In: Accounting
Assuming current assets exceed current liabilities, determine the impact of reducing accounts payable using cash.
A. Increase the current ratio.
B. Decrease working capital.
C. Decrease the current ratio.
Here, Current Assets exceeds Current Liabilities it means that Current Asset proportion is more than Current Liabilities. Reduction in Account Payable by Cash, As with such transaction Denominator get reduced and Numerator also get reduced.
So, with the decrease in denominator the Current ration will automatically increase.
Hence Current Option is A: Increase the current Ratio.

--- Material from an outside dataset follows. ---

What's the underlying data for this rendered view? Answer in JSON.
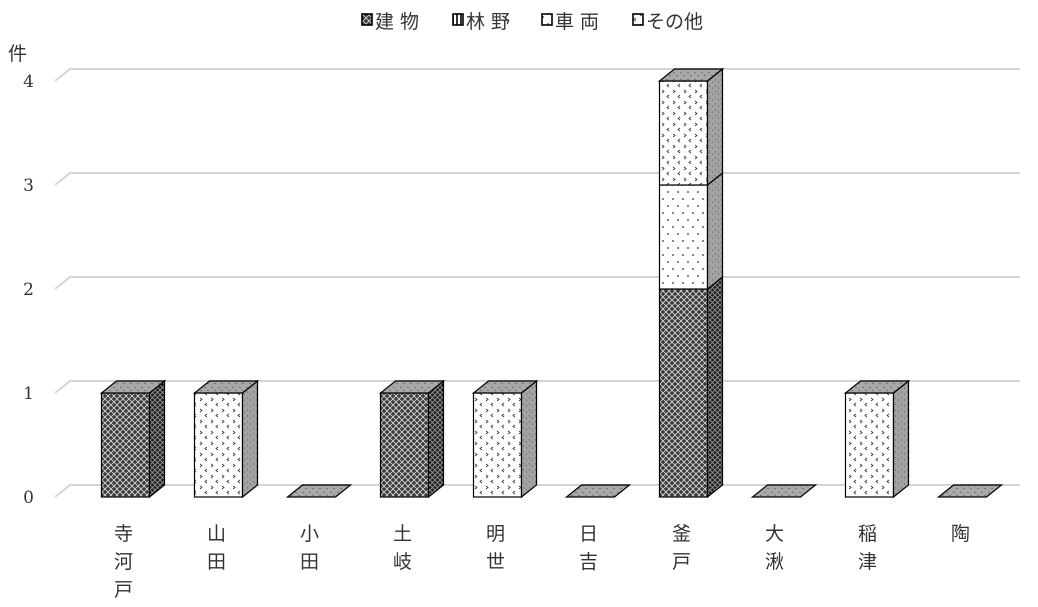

Same can be easily understood by Below example:
Suppose Current Asset is 40000 $
Current Liability = 20000$ i.e Current Ratio = Current Assets / Current Liabilities.
Hence, befor epayment transaction Current Ratio is : 40000 / 20000 = 2: 1
However, if Account Paybale in Current Liability is composed of 10000 $ and same is paid off by cash , hence it will reduce the denominator as well as numerator. Impact will be Current Asset changes to 30000 $ whereas Current Liabilities chnages to 10000 $ henc New Current ratio = 30000 / 10000 = 3: 1.
Hence it can be concluded that the Current Ratio will increase withthe decrease in Current Liabilities.